The past few months have not been easy for XMRV. The head of the Dutch study flatly stated that he believed the WPI’s samples had been contaminated. Dr. Shepard’s assessment was nothing if not gloomy and Dr. Vernon’s seemed to suggest that if the WPI’s results stood up that they probably applied only for a select few patients.
Meanwhile the work at the WPI appears to be continuing as before. Certainly from the outside we don’t any sense that the discovery is falling apart; Dr. Mikovits is as public as ever and is continuing to talk at conferences and before groups. We just learned, in fact, that she’ll publicly be expanding the WPI’s XMRV work into autism – hardly the behavior of a researcher who feels in doubt of her work.
So let’s look at what XMRV has going for it.
Antibody Test – Check? The spectre of contamination has been raised but you can’t apparently, drop a virus into a test tube of blood and have the immune system react to it. For one thing – there are no immune organs to produce the B-cells to produce the antibodies. So how could ME/CFS patients be producing an antibody to a virus they have never been exposed to?
One way is that the antibody test was not specific for XMRV which means it could have been reacting to another mouse virus. Until we get a better antibody test this must remain in the realm of possibility. We have to ask, though, what are the odds that patients would not contain antibodies to the virus they’d tested positive for but they would harbor antibodies to a similar virus. We also know that Cooperative Diagnostics looked for several streams of murine leukemia viruses in CFS patients and failed to find them. It also appears that the WPI is now (?) using Dr. Singh’s new antibody test which is more specific for XMRV in their current studies. Again, we don’t see any pullback from them on XMRV as we would expect if the antibody results were coming up negative.
Conclusion – its possible but not likely that the antibody tests gave a false positive result.

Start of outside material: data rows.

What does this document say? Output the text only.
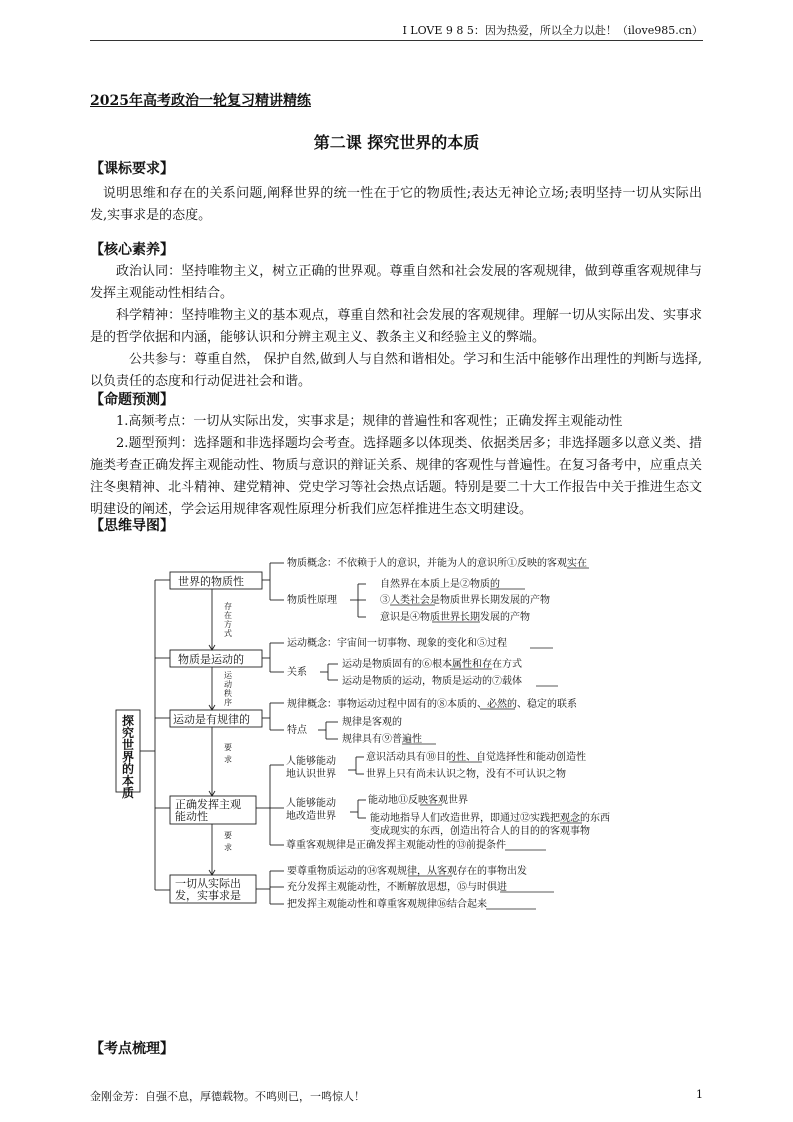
I LOVE 9 8 5：因为热爱，所以全力以赴！（ilove985.cn）
2025年高考政治一轮复习精讲精练
第二课 探究世界的本质
【课标要求】
说明思维和存在的关系问题,阐释世界的统一性在于它的物质性;表达无神论立场;表明坚持一切从实际出发,实事求是的态度。
【核心素养】
政治认同：坚持唯物主义，树立正确的世界观。尊重自然和社会发展的客观规律，做到尊重客观规律与发挥主观能动性相结合。
科学精神：坚持唯物主义的基本观点，尊重自然和社会发展的客观规律。理解一切从实际出发、实事求是的哲学依据和内涵，能够认识和分辨主观主义、教条主义和经验主义的弊端。
公共参与：尊重自然， 保护自然,做到人与自然和谐相处。学习和生活中能够作出理性的判断与选择,以负责任的态度和行动促进社会和谐。
【命题预测】
1.高频考点：一切从实际出发，实事求是；规律的普遍性和客观性；正确发挥主观能动性
2.题型预判：选择题和非选择题均会考查。选择题多以体现类、依据类居多；非选择题多以意义类、措施类考查正确发挥主观能动性、物质与意识的辩证关系、规律的客观性与普遍性。在复习备考中，应重点关注冬奥精神、北斗精神、建党精神、党史学习等社会热点话题。特别是要二十大工作报告中关于推进生态文明建设的阐述，学会运用规律客观性原理分析我们应怎样推进生态文明建设。
【思维导图】
探
究
世
界
的
本
质
世界的物质性
物质是运动的
运动是有规律的
正确发挥主观
能动性
一切从实际出
发，实事求是
存
在
方
式
运
动
秩
序
要
求
要
求
物质概念：不依赖于人的意识，并能为人的意识所①反映的客观实在
物质性原理
自然界在本质上是②物质的
③人类社会是物质世界长期发展的产物
意识是④物质世界长期发展的产物
运动概念：宇宙间一切事物、现象的变化和⑤过程
关系
运动是物质固有的⑥根本属性和存在方式
运动是物质的运动，物质是运动的⑦载体
规律概念：事物运动过程中固有的⑧本质的、必然的、稳定的联系
特点
规律是客观的
规律具有⑨普遍性
人能够能动
地认识世界
意识活动具有⑩目的性、自觉选择性和能动创造性
世界上只有尚未认识之物，没有不可认识之物
人能够能动
地改造世界
能动地⑪反映客观世界
能动地指导人们改造世界，即通过⑫实践把观念的东西
变成现实的东西，创造出符合人的目的的客观事物
尊重客观规律是正确发挥主观能动性的⑬前提条件
要尊重物质运动的⑭客观规律，从客观存在的事物出发
充分发挥主观能动性，不断解放思想，⑮与时俱进
把发挥主观能动性和尊重客观规律⑯结合起来
【考点梳理】
金刚金芳：自强不息，厚德载物。不鸣则已，一鸣惊人！	1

Ongoing Studies at the WPI – The studies the WPI is involved in provide an important internal check. WPI researchers should immediately know if contamination was present because it would be showing up in both patients and controls in equal numbers and that doesn’t seem to be happening. Indeed the fact that percentage positive rates have apparently not dropped markedly (check) and and healthy controls aren’t all testing positive for XMRV (check) can only suggest to the WPI (and us) that they’re on the mark.

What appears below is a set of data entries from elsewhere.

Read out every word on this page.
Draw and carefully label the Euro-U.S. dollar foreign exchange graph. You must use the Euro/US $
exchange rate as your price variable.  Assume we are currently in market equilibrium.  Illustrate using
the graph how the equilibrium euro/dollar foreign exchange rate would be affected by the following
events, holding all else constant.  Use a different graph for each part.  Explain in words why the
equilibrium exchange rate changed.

Conclusion – – not conclusive but a strong positive for the WPI
The Virus in the Jar – The fact that they were able to watch a virus infect uninfected cells and then grow what looked like a gamma retrovirus in a ‘jar’ was another check. We did recently learn that gamma retroviruses are more likely to infect cell lines than other viruses but the WPI would, again, have to be exceedingly unlucky to have picked just the cell line that happen to be infected with a gamma retrovirus.
Conclusion – – not conclusive either but the odds are beginning to stack up (see below)

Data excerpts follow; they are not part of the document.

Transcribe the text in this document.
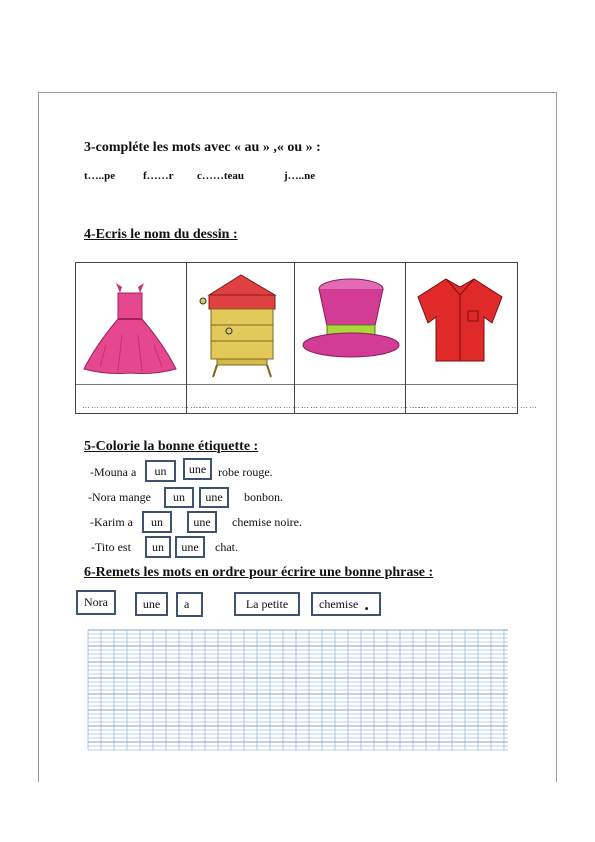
3-compléte les mots avec « au » ,« ou » :
t…..pe	f……r c……teau	j…..ne
4-Ecris le nom du dessin :
……………………………………
……………………………………
……………………………………
……………………………………
5-Colorie la bonne étiquette :
-Mouna a	un	une robe rouge.
-Nora mange	un	une	bonbon.
-Karim a	un	une	chemise noire.
-Tito est	un	une	chat.
6-Remets les mots en ordre pour écrire une bonne phrase :
Nora	une	a	La petite	chemise .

Calculating the Odds I – In order for XMRV not to work out it appears that several things are going to have to happen. ME/CFS patients are going to need to harbor other murine retroviruses (but not XMRV), a source of contamination is going to have to appear and disappear, and the WPI is going to have have used a cell line contaminated with gamma retroviruses. At some point you get to the point where it seems statistically either unlikely or very (ie very, very unlucky) that all these things would come to pass.
Calculating the Odds II – On the other hand we have 3 negative studies, two of which reportedly featured top retrovirologists, who presumably know what they’re doing and would not want to risk professional embarrassment in such a high-profile study. We can throw in the Cooperative Diagnostics Lab work as well – since they do after all, specialize in developing diagnostic tests. We have to ask even if these are just validation studies, not replication studies, what are the odds that each of them made just the right type of ‘mistake’ that eliminated XMRV completely? They’re not good either. It’s a confounding situation either way.
Conclusion (conclusion?)– We don’t have a smoking gun either way. Nobody can prove contamination and there appears to be considerable evidence against it yet the WPI needs positve validation/replication studies to prove its finding and these have not been forthcoming yet. Does XMRV check out? The weight of the evidence still seems to me to be on the WPI’s side.
The One Test to Rule Them All– Several researchers have proposed that multiple labs do blinded tests of the same samples in order to clear up the confusion. The blinded element is the key. The DeFreitas retrovirus fell apart when it was subjected to the scrutiny of blinded tests. After her first postive internal blinded test she was unable to replicate the results in further public blinded tests. Neither was a lab that had consistently reported that it was distinguishing CFS patients from healthy controls using her test.
Yet a blinded test with several labs is probably the WPI’s best chance at turning this thing around quickly. If the WPI can accurately distinguish CFS patients and healthy controls using their test while other labs cannot it’s hard to believe that the research world won’t flock to them.
Doing blinded tests is tricky; for sure – with the high stakes involved they require a certain level of trust and a standard protocol and, of course, a high degree of coordination. During the DeFreitas era the CAA had the wherewithal to create a blinded test scheme. Its not clear that anyone’s doing that now.